If someone wouldn't mind helping me that would mean alot.

It was initially prebuilt but I brought a new motherboard + graphics card + hard drive.

*upgraded:*
graphics card: 256mb - 1024 GT220
Hard drive: 217gb - 1tb sea gate, barracuda
Can buy a new fan if needed

Thanks in advance *Rowell*.


----------



## gcavan (Aug 13, 2009)

I cannot discuss the 'how' or even if it would be worth your while to o/c, but I have a couple recommendations for before you start.

Fans: The rear fan is indeed for exhaust. The one mounted on the CPU is to specifically cool the cpu itself. It will act as a quasi-intake through the vents in your side panel. Before beginning to o/c you should look at mounting an intake fan, preferably on the lower front of the computer.

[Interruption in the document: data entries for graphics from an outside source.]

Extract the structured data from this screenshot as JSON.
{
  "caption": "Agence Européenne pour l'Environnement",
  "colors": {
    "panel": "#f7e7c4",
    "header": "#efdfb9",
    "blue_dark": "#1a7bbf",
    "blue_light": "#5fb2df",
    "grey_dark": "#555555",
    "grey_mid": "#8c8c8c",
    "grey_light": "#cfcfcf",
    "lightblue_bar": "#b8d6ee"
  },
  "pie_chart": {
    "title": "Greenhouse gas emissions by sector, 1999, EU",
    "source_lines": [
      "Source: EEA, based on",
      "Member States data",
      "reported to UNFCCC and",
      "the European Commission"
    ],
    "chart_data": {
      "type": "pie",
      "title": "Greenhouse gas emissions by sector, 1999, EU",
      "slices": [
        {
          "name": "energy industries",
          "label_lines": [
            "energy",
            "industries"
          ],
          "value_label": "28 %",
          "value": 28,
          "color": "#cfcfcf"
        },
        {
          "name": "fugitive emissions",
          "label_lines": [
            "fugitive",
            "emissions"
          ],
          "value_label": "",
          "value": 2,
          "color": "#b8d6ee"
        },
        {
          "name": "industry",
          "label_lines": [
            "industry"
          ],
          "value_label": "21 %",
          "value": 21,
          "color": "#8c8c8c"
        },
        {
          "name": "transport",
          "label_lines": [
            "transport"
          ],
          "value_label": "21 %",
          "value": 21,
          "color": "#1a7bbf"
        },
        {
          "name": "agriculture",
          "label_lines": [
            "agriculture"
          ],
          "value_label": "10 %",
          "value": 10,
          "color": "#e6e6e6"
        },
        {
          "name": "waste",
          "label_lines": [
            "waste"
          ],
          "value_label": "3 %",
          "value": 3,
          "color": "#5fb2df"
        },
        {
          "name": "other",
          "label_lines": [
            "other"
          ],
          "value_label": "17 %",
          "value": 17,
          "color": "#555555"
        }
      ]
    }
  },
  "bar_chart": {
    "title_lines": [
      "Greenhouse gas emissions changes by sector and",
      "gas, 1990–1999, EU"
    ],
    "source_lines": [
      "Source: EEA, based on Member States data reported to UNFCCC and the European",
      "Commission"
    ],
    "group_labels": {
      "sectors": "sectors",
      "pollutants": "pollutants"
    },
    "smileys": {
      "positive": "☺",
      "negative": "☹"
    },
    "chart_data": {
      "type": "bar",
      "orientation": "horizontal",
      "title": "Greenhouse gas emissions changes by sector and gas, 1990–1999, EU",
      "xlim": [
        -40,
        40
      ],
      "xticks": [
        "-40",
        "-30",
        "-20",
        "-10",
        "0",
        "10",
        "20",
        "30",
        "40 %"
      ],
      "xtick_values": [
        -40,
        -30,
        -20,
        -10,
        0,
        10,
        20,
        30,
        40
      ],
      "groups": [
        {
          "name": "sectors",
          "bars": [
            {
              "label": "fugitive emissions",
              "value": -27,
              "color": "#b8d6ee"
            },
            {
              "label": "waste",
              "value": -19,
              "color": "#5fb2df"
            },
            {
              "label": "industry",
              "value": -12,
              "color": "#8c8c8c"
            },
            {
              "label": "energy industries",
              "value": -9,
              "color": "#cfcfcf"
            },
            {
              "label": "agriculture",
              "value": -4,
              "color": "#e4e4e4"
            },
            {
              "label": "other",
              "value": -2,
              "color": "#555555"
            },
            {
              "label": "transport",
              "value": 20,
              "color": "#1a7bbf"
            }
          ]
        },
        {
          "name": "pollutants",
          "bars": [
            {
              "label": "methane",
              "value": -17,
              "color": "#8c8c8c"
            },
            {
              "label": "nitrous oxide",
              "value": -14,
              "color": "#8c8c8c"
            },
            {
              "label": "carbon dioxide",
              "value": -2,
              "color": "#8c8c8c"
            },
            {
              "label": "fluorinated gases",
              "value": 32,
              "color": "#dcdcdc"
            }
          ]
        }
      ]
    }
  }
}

Power Supply: Your Codegen 450 is most likely heavily stressed, now. Overclocked, your CPU and graphics will demand even more power. With only 16 amps available on the 12 volt line, you risk permanent damage to your other components. Recommend you look for a good quality 550+ watt supply.


----------



## rowell (Mar 7, 2010)

Thanks for your reply, I dont really need to O/C just would be handy for some games. before i decide to O/C i'll buy a new fan and bigger power supply any more suggestions would be handy.

Sorry you didn't really explain where i should mount a new fan could you explain more please. thanx


----------